For Immediate Release

Gov. John Lynch today urged members of the House Criminal Justice Committee to support legislation, which he proposed, to give New Hampshire among the toughest and most comprehensive child protection laws in the nation.

"People who prey on children are the most dangerous criminals in our state, targeting our most precious and our most vulnerable citizens. Children need protection, and New Hampshire parents need help keeping their children safe. With your support for this bipartisan legislation, we will have among the toughest and most comprehensive laws in the nation protecting our children against sexual predators," Gov. Lynch said.

"It's time to send for us to send a clear message: If you prey on children in New Hampshire, we will send you to prison - and we're going to keep you there for a long time," Gov. Lynch said.

Gov. Lynch worked with the Attorney General, police chiefs, county prosecutors, victims' advocates and a bipartisan coalition of lawmakers to develop HB 1692, sponsored by Rep. Peter Batula and Sen. Joe Foster.

"In developing this legislation, I had several goals - to protect the young victims of these crimes; to deter criminals from committing these acts; to ensure that sexual predators received the tough penalties they deserve; and to lessen the chance of sexual offenders preying on new victims," Gov. Lynch said.

Under the legislation's 28 provisions, prosecutors will be able to seek a mandatory minimum sentence of 25 years for someone who molests a child under the age of 13; a mandatory minimum sentence of 25 years in the most egregious child assault cases with permanent injuries; and a mandatory minimum sentence of 35 years for the second-degree murder of a child. A second offense in any of these cases would be subject to a sentence of life in prison without parole.

In addition to the new sentencing provisions, the legislation also:
  • Allows for civil commitment of sexual predators who have been convicted, found not guilty by reason of insanity, or found incompetent to stand trial.
  • Requires the Department of Corrections to implement a GPS monitoring system of sexual offenders by July 1, 2008.
    Increases the number of offenders who will be required to register.
  • Enable local communities to prohibit sex offenders from living within 1,000 feet of a school, daycare facility or park where children regularly gather.
  • Requires offenders to register more often, and report their work addresses and descriptions of their cars.
  • Increases penalties for failing to register.
  • Creates new penalties for people who interfere with the registration of a sexual offender.
  • Requires the Department of Safety to verify offenders' addresses.

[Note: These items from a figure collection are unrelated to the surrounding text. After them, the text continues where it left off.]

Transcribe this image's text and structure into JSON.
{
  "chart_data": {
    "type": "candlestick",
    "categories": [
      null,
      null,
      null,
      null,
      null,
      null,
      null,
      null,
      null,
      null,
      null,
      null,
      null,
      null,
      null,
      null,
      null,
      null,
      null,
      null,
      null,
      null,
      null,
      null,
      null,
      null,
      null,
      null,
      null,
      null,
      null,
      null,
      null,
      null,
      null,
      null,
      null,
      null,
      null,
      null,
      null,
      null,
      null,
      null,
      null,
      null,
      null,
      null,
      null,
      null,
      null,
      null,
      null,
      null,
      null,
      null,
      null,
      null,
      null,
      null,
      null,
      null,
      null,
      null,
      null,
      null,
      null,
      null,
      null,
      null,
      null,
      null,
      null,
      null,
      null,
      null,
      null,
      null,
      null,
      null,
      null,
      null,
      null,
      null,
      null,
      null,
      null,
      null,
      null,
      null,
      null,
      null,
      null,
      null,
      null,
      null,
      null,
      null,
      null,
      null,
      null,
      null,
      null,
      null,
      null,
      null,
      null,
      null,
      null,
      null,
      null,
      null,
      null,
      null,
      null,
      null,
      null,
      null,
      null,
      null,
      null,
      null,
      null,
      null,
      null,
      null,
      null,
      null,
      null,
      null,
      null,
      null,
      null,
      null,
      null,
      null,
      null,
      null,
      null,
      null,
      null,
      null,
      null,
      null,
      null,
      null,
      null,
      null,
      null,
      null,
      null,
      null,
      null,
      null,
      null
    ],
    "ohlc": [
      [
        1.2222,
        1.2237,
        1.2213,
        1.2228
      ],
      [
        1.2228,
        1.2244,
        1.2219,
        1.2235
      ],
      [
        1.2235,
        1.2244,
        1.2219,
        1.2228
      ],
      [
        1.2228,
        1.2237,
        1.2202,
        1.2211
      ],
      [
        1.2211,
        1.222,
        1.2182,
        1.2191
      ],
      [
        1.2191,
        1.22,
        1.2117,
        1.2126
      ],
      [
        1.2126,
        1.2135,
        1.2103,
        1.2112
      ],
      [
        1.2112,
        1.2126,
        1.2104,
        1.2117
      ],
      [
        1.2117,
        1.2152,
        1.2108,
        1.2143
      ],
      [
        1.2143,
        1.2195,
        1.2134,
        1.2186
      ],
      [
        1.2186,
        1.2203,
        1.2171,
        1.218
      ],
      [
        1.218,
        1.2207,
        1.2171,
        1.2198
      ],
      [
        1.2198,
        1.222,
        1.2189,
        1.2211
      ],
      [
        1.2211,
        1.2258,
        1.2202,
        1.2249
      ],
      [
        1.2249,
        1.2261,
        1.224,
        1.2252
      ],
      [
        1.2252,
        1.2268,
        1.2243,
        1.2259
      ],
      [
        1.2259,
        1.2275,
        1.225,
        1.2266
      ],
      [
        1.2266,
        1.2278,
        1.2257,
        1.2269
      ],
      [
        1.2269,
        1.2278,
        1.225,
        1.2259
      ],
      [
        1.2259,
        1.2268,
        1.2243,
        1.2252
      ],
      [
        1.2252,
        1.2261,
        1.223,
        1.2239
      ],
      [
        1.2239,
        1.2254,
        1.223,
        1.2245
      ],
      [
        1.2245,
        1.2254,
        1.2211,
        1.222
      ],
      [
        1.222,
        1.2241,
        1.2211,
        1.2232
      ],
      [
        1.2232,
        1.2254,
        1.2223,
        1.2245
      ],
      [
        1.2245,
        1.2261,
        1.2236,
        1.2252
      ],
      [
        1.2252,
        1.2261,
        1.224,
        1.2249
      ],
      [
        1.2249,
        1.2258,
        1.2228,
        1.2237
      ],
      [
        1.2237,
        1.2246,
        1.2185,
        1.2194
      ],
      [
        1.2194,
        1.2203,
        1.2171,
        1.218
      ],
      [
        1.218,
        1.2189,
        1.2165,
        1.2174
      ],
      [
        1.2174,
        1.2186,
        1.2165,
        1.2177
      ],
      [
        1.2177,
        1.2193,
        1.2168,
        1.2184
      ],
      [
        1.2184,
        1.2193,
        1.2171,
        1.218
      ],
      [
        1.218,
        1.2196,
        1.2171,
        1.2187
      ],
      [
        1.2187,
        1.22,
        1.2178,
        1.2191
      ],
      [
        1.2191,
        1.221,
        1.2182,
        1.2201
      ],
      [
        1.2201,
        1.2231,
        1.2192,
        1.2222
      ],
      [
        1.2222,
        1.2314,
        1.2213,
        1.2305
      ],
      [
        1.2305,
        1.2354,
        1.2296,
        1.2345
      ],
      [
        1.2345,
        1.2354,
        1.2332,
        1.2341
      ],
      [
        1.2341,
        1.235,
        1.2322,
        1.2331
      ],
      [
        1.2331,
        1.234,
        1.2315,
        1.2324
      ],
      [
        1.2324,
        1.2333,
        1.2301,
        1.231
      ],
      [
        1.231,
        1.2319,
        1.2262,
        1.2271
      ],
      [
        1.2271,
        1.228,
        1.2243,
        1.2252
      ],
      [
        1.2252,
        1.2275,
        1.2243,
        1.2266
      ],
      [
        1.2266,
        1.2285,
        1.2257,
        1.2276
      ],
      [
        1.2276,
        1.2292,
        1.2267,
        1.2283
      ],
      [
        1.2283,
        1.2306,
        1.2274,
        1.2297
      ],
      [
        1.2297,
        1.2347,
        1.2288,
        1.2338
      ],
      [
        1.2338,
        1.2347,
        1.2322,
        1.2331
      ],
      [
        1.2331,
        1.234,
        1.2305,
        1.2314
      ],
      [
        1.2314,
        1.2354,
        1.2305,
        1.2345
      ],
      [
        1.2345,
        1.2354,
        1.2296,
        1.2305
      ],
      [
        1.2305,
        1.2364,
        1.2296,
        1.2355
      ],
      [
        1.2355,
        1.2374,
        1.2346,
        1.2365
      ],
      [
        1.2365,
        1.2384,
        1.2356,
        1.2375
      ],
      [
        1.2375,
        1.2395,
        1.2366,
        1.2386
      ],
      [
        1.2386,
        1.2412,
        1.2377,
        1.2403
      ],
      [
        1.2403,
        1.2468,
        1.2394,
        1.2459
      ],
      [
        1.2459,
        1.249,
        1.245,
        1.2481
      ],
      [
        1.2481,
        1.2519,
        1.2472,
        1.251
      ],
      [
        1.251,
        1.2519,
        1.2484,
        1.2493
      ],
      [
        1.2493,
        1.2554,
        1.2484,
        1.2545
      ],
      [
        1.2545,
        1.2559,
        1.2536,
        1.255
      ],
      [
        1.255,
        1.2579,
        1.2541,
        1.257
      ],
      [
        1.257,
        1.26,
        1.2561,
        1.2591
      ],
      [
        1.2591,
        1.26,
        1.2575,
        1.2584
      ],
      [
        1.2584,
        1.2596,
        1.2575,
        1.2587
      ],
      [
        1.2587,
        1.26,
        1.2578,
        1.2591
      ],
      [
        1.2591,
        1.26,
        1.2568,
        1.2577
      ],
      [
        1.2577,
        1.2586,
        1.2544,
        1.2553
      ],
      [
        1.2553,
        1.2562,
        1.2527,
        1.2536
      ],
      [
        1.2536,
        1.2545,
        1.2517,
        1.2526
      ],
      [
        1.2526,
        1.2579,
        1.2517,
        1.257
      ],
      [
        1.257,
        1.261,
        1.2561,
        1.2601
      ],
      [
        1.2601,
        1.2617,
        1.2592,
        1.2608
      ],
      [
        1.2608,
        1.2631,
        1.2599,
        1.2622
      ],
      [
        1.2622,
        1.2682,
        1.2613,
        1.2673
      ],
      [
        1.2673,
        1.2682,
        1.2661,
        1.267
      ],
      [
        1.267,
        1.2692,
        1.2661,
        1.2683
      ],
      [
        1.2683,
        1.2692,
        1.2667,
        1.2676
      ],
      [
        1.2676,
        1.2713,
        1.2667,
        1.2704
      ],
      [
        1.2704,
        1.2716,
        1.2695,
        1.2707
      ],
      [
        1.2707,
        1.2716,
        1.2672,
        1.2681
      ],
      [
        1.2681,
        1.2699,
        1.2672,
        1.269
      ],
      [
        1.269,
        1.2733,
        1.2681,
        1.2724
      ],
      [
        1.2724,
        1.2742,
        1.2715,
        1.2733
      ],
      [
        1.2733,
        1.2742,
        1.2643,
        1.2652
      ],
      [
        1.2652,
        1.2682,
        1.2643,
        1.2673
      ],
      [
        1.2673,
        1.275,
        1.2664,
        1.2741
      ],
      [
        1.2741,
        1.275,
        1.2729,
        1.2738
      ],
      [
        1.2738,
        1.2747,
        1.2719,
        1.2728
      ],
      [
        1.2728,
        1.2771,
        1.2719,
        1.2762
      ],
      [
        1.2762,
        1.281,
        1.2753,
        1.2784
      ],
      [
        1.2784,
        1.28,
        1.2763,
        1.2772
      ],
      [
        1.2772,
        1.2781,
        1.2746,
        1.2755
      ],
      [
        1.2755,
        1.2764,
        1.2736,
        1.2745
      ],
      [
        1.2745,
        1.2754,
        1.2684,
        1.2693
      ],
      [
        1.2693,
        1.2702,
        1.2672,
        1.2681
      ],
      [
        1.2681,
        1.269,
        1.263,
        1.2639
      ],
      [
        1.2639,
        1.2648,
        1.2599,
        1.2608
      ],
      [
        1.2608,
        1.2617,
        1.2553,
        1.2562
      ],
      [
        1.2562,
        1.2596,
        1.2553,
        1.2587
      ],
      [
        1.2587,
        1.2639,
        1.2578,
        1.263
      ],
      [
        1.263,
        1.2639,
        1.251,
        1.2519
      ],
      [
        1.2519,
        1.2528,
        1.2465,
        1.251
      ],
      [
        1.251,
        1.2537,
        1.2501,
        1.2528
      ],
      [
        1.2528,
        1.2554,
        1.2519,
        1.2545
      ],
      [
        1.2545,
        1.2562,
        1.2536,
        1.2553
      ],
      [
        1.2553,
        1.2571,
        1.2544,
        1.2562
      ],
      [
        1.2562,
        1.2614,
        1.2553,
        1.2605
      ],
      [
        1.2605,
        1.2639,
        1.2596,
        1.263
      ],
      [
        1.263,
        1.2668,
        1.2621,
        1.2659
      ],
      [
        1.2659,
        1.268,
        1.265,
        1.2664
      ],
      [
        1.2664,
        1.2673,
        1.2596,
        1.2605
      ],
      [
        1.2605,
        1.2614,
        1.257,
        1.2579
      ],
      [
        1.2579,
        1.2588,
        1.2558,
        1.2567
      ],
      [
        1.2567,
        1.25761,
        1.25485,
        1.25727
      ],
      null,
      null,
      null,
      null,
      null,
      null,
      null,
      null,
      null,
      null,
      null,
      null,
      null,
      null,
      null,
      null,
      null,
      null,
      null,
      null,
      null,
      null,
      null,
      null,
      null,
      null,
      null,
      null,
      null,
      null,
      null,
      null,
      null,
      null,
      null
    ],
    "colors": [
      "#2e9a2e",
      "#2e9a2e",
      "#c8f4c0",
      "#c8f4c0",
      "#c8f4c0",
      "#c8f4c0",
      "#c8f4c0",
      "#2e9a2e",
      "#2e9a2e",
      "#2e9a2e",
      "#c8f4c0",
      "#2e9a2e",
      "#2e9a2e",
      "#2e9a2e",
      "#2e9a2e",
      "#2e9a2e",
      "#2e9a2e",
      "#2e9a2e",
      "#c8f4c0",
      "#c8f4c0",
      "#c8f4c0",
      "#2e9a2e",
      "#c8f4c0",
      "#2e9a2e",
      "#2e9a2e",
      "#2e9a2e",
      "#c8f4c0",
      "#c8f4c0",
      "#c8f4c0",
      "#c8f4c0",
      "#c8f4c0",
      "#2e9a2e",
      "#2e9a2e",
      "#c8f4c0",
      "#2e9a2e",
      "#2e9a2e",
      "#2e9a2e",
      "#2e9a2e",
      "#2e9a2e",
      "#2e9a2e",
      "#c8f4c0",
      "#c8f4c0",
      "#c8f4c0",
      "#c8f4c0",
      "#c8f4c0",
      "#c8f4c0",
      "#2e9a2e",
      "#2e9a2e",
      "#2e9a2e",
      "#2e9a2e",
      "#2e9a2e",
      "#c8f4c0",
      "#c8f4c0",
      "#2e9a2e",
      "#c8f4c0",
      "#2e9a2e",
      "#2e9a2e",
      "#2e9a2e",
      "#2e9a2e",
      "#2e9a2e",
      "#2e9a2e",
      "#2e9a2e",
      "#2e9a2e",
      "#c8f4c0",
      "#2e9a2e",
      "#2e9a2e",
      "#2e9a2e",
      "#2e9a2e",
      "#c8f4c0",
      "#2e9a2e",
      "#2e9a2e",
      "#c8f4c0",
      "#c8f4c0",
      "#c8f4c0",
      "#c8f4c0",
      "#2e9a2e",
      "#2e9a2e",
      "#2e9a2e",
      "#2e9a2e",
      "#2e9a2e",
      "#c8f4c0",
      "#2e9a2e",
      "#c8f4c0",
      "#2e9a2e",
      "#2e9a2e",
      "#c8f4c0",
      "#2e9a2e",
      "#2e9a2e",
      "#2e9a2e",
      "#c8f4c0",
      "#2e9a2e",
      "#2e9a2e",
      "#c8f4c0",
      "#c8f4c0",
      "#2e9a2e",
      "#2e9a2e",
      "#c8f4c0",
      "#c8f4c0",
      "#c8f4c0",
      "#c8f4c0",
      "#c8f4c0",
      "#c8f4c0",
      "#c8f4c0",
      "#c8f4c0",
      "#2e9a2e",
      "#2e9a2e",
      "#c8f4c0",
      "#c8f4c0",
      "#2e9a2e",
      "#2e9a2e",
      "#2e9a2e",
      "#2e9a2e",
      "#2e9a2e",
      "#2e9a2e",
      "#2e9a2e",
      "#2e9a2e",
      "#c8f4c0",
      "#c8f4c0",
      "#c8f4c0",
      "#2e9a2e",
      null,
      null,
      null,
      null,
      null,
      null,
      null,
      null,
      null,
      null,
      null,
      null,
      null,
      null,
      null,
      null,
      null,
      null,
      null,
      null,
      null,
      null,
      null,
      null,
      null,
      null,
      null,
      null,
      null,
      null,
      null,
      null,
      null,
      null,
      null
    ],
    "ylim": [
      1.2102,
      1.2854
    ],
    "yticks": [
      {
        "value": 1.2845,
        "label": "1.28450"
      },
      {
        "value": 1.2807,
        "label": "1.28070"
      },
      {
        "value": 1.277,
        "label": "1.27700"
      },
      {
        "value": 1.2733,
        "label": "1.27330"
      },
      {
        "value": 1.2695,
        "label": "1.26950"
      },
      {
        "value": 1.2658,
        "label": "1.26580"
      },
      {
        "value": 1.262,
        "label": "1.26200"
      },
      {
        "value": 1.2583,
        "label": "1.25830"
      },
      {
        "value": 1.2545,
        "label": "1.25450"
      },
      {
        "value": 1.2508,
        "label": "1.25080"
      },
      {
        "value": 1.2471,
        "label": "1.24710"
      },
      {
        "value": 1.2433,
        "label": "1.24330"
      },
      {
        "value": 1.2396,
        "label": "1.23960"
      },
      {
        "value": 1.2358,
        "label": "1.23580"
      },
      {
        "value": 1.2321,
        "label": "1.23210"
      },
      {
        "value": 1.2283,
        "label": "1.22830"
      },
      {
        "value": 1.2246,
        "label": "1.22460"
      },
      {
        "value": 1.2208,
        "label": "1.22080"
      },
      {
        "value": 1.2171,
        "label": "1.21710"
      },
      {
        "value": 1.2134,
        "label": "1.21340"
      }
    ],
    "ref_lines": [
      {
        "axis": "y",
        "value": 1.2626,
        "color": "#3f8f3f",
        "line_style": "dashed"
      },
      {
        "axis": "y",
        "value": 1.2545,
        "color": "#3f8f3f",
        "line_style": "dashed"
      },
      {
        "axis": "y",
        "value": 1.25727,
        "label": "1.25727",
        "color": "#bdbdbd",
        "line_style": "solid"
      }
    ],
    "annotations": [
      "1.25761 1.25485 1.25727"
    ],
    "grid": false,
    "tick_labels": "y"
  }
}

In a letter to the Senate Health and Human Services Committee today, Gov. Lynch also expressed strong support for legislation facilitating the development of multidisciplinary child protection teams and Child Advocacy Centers as an important complement to the efforts of the child protection legislation.

"We need to do everything we can to prevent child abuse and neglect. We also need to ensure that children who have been victimized are given the best possible environment and surroundings in which to make reports, receive counseling, obtain medical treatment and learn about prevention," Gov. Lynch wrote. "We have learned that an uncoordinated approach to investigation and treatment can often cause our children more difficulty and confusion."

The child protection teams and Child Advocacy centers will help ensure coordination between the Department of Health and Human Services, law enforcement officers, medical practitioners, mental health specialists and social service providers. SB 370 would allow these agencies to develop written protocols for multi-disciplinary child protection team investigations.

"This legislation will ensure coordination between the to facilitate the most helpful treatment, in the right environment, which minimizes the potential for any further trauma to children," Gov. Lynch wrote.